Manque d’oxygène :
 Poitiers à la bonne altitude

Le CHU de Poitiers dispose désormais d’une chambre hypoxique, où l’on peut faire varier le taux d’oxygène dans l’air. Les études menées intéressent aussi bien le milieu médical que celui du sport de haut niveau. Une première va démarrer sur le diabète.

Romain Mudrak

Le7.info

Imaginez, un matin vous êtes à Poitiers et, quelques minutes plus tard, vous vous retrouvez à 3 000 mètres d’altitude, rien qu’en franchissant une porte… Ce n’est pas de la magie mais de la technologie ! Le CHU de Poitiers s’est doté d’une salle hypoxique. Installée au Centre d’investigation clinique, elle est aménagée comme n’importe quelle chambre de soins, sauf qu’entre ses murs particulièrement épais et isolés de l’extérieur, se cache un dispositif permettant de réguler le taux d’oxygène dans l’air. Le tout contrôlé par un écran tactile.

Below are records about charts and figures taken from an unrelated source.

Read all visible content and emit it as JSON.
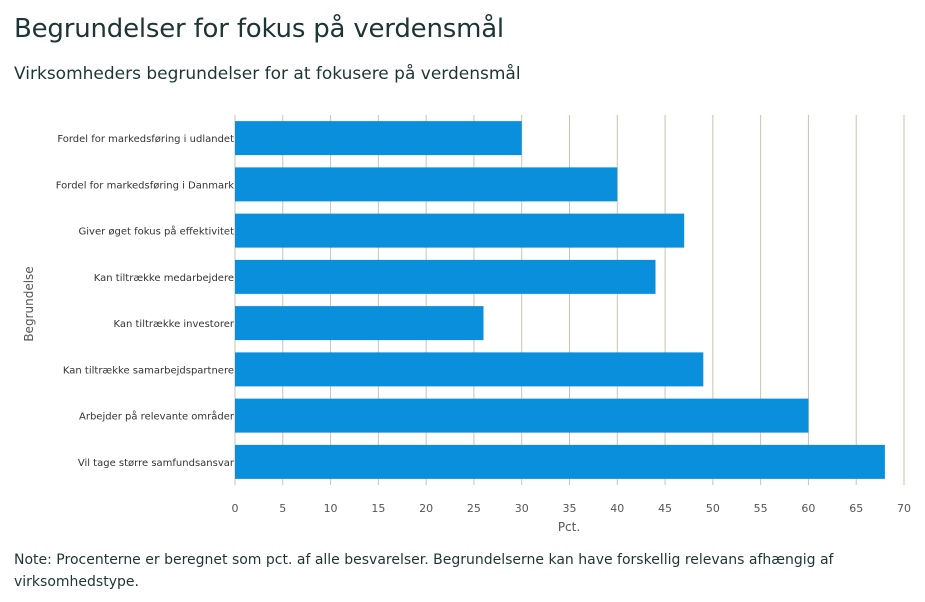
{
  "page": {
    "title": "Begrundelser for fokus på verdensmål",
    "subtitle": "Virksomheders begrundelser for at fokusere på verdensmål",
    "note": "Note: Procenterne er beregnet som pct. af alle besvarelser. Begrundelserne kan have forskellig relevans afhængig af virksomhedstype."
  },
  "chart_data": {
    "type": "bar",
    "orientation": "horizontal",
    "categories": [
      "Fordel for markedsføring i udlandet",
      "Fordel for markedsføring i Danmark",
      "Giver øget fokus på effektivitet",
      "Kan tiltrække medarbejdere",
      "Kan tiltrække investorer",
      "Kan tiltrække samarbejdspartnere",
      "Arbejder på relevante områder",
      "Vil tage større samfundsansvar"
    ],
    "values": [
      30,
      40,
      47,
      44,
      26,
      49,
      60,
      68
    ],
    "xlabel": "Pct.",
    "ylabel": "Begrundelse",
    "xlim": [
      0,
      70
    ],
    "xticks": [
      "0",
      "5",
      "10",
      "15",
      "20",
      "25",
      "30",
      "35",
      "40",
      "45",
      "50",
      "55",
      "60",
      "65",
      "70"
    ],
    "grid": true,
    "legend": "none",
    "bar_color": "#0a8fdd",
    "grid_color": "#c9c3b4"
  }
}
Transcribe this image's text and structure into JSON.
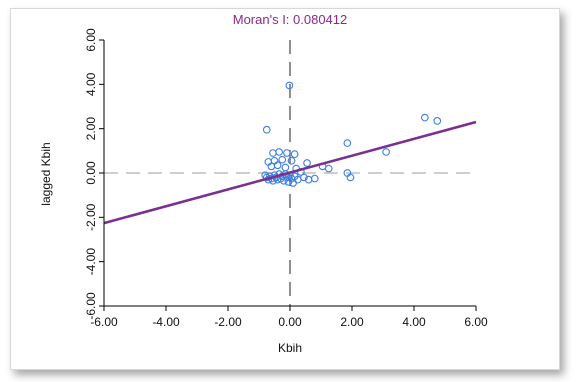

« L’avantage est de pouvoir étudier et comprendre comment réagit l’organisme à une diminution de l’oxygène sans envoyer les patients à plusieurs centaines de kilomètres », souligne le 
Pr Pierre-Jean Saulnier. Cet expert en diabétologie au CHU s’apprête à lancer une étude originale intégrant ce dispositif. L’idée ? Savoir comment la glycémie, élément particulièrement surveillé pour ses patients, est régulée quand l’oxygène se raréfie. Une question d’autant plus importante que l’on sait maintenant qu’en vieillissant, nos capacités cardio-respiratoires diminuent et nos neurones manquent d’oxygène.
« Comprendre comment le corps s’adapte à un manque progressif d’oxygène pourrait nous donner des armes thérapeutiques, non pas contre le diabète, mais contre les risques de complications rénales et d’artères bouchées qui sont liés », précise le praticien. Il va utiliser pour cela les fameux patchs de contrôle de la glycémie qui évitent de se piquer quotidiennement le bout des doigts. Nous les avions présentés dans nos colonnes en novembre 2019, à l’occasion de la journée mondiale du diabète (Le 7 n° 466).

Milieux hostiles

Dans l’air ambiant, le taux d’oxygène est de 20% au niveau de la mer. Dans cette chambre hypoxique, il peut descendre progressivement à 14, voire 10%. Pas moins. Les patients y sont soumis plus ou moins longtemps selon l’étude. De quoi intéresser également les sportifs de haut niveau. En effet, soumettre l’organisme à des environnements hostiles permet aussi d’améliorer ses performances. L’équipe du laboratoire Move l’a bien compris. Cette unité de recherche rattachée à la faculté des sciences du sport de Poitiers s’intéresse à l’impact de l’activité physique sur les interactions cœur-cerveau. Un axe de travail baptisé « Extrême »
 est consacré au potentiel de la chambre d’hypoxie. « L’environnement hypoxique induit des contraintes sur l’organisme, qui vont pouvoir être utilisées pour entraîner encore plus des athlètes de haut niveau, explique le Pr Aurélien Pichon. On peut aussi reconditionner des patients, c’est-à-dire les aider à être en meilleure santé, notamment ceux qui pourraient avoir des syndromes métaboliques ou différentes atteintes du système cardiovasculaire. » Lui et son équipe de passionnés participent aussi à des études menées sur le long terme en Antarctique et sur les hauts plateaux du Pérou. Un doctorant vient de démarrer une thèse sur l’action combinée de l’hypoxie et du froid intense, grâce à une salle de cryostimulation basée sur le campus.